In fact, there are so many cases of customers flipping back and forth that both companies have streamlined the transfer process to make it easier for the customer to change over.What a bizarre process to get right. Let me help you leave my company instead of hearing your problem, making it right and ensuring it never happens again.But if either company is going to be a great company for it’s customers it needs to do more than just fix complaints and appease disgruntled callers with special offers.That is reactive and typical.They must focus in on the core of their business – providing services to their customers – and make sure that they create superior value to their customer.This is especially important to do when business is going well and there is a high demand for your offering. Before they complain and run to the other guy.

Where do you start?

It’s simple. Make it easy for your customers to be your customers.And guess what? You don’t need a room full of consultants to point it out for you by talking to your customer service representatives or mapping your business processes in minute detail.

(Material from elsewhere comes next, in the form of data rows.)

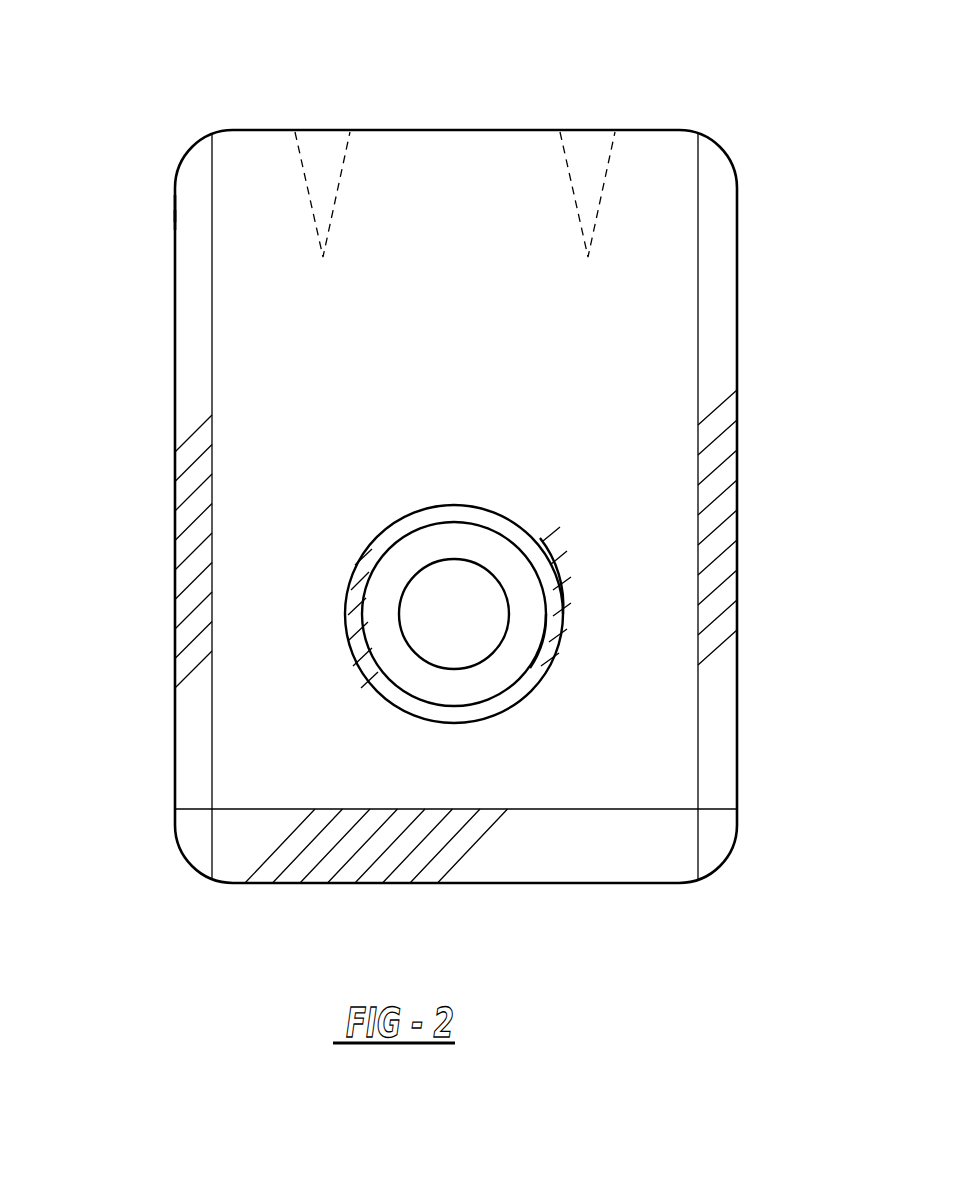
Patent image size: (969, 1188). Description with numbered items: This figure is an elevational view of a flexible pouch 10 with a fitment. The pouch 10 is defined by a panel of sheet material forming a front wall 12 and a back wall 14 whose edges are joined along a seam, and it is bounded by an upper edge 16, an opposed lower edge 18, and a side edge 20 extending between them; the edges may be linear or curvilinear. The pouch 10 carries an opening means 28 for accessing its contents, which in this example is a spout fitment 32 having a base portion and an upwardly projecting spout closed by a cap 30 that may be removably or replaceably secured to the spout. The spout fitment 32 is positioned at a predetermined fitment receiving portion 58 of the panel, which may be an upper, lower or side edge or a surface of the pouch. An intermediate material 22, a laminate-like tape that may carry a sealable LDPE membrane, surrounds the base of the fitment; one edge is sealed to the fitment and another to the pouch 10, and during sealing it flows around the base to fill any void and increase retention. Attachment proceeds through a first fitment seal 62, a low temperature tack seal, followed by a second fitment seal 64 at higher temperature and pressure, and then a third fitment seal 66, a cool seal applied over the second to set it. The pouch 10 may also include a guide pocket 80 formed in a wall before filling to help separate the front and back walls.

The flexible pouch 10 is at (711, 51).
The front wall 12 is at (653, 757).
The back wall 14 is at (737, 768).
The upper edge 16 is at (408, 130).
The lower edge 18 is at (632, 868).
The side edge 20 is at (212, 568).
The intermediate material 22 is at (440, 537).
The opening means 28 is at (171, 208).
The cap 30 is at (193, 168).
The spout fitment 32 is at (482, 583).
The fitment receiving portion 58 is at (537, 687).
The first fitment seal 62 is at (543, 563).
The second fitment seal 64 is at (557, 572).
The third fitment seal 66 is at (557, 623).
The guide pocket 80 is at (325, 157).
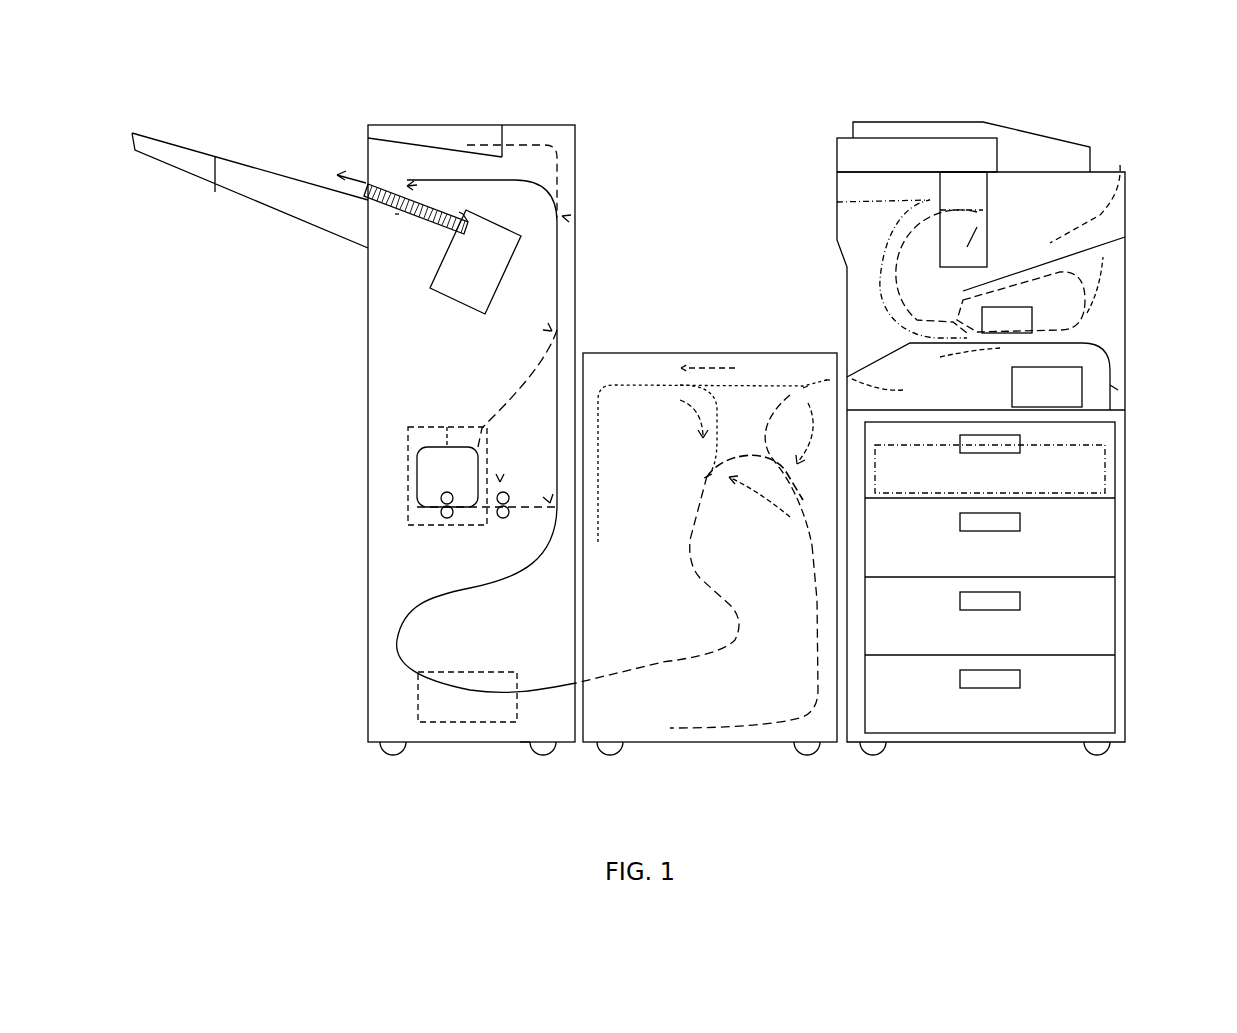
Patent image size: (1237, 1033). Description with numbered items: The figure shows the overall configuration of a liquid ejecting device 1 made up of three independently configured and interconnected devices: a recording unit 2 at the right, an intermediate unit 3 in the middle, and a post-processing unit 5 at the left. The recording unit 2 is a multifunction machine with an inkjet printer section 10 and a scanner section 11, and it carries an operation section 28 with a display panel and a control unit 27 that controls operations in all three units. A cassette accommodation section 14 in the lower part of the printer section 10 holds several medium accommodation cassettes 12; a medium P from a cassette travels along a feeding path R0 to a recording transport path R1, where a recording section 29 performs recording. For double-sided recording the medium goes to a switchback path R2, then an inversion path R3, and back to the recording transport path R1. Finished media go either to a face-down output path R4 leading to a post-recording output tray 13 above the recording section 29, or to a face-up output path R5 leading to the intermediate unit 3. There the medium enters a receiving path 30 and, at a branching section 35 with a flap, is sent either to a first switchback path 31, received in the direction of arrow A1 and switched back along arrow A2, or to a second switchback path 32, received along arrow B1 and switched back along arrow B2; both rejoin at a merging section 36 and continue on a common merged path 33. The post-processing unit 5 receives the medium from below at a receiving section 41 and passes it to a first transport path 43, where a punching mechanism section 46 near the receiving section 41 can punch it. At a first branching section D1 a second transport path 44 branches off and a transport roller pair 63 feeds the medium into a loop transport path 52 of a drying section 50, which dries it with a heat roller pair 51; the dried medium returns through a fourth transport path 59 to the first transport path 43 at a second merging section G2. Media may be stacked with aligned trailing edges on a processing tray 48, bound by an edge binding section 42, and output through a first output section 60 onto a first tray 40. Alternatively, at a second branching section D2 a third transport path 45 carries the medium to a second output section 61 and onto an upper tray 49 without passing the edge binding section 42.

The liquid ejecting device 1 is at (742, 108).
The recording unit 2 is at (816, 231).
The intermediate unit 3 is at (691, 306).
The post-processing unit 5 is at (500, 72).
The printer section 10 is at (1136, 172).
The scanner section 11 is at (990, 113).
The medium accommodation cassette 12 is at (1050, 700).
The post-recording output tray 13 is at (1093, 191).
The cassette accommodation section 14 is at (1136, 410).
The control unit 27 is at (1010, 393).
The operation section 28 is at (903, 122).
The recording section 29 is at (1010, 301).
The receiving path 30 is at (827, 380).
The first switchback path 31 is at (628, 373).
The second switchback path 32 is at (812, 565).
The merged path 33 is at (660, 655).
The branching section 35 is at (803, 388).
The merging section 36 is at (710, 476).
The first tray 40 is at (235, 129).
The receiving section 41 is at (561, 668).
The edge binding section 42 is at (436, 290).
The first transport path 43 is at (535, 688).
The second transport path 44 is at (508, 466).
The third transport path 45 is at (536, 140).
The punching mechanism section 46 is at (445, 735).
The processing tray 48 is at (397, 214).
The upper tray 49 is at (440, 147).
The drying section 50 is at (408, 492).
The heat roller pair 51 is at (458, 513).
The loop transport path 52 is at (440, 427).
The fourth transport path 59 is at (482, 425).
The first output section 60 is at (357, 160).
The second output section 61 is at (488, 129).
The transport roller pair 63 is at (500, 480).
The arrow A1 is at (720, 370).
The arrow A2 is at (689, 430).
The arrow B1 is at (800, 470).
The arrow B2 is at (755, 489).
The first branching section D1 is at (549, 500).
The second branching section D2 is at (562, 216).
The second merging section G2 is at (550, 330).
The medium P is at (399, 183).
The feeding path R0 is at (1115, 388).
The recording transport path R1 is at (953, 362).
The switchback path R2 is at (916, 305).
The inversion path R3 is at (1105, 278).
The face-down output path R4 is at (837, 203).
The face-up output path R5 is at (894, 392).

All you need to do is start by talking to your customers again.Listen. And hear them. Don’t send out questionnaires or get someone who doesn’t work for your company to phone in with a script.Have a conversation, heart-to-heart, fireside chat, you get the idea.Relate to your customers and they will help you be a better company. And I personally can’t wait to be the customer of whichever company ‘gets it’ first.

Anybody have experiences like this?Thoughts?


 

 

  • trike

    I agree. I think I can speak for most people I know in that customer service definately sucks when you deal with companies via telephone. Although, I find when communicating over the telephone with major corporations or institutions, they do not really care deep down because of the larger issue at hand, money. These companies still generate vast sums of money, and one “little” customer switching services doesn’t affect them. Now, if companies could get out and hire more people to conduct such research/customer satisfaction, then I believe the whole course of customer service will be altered for the better. Not only are you creating more jobs, especially in the crisis that we are experiencing, but you are going to generate more profit from satisfying your customers/clients.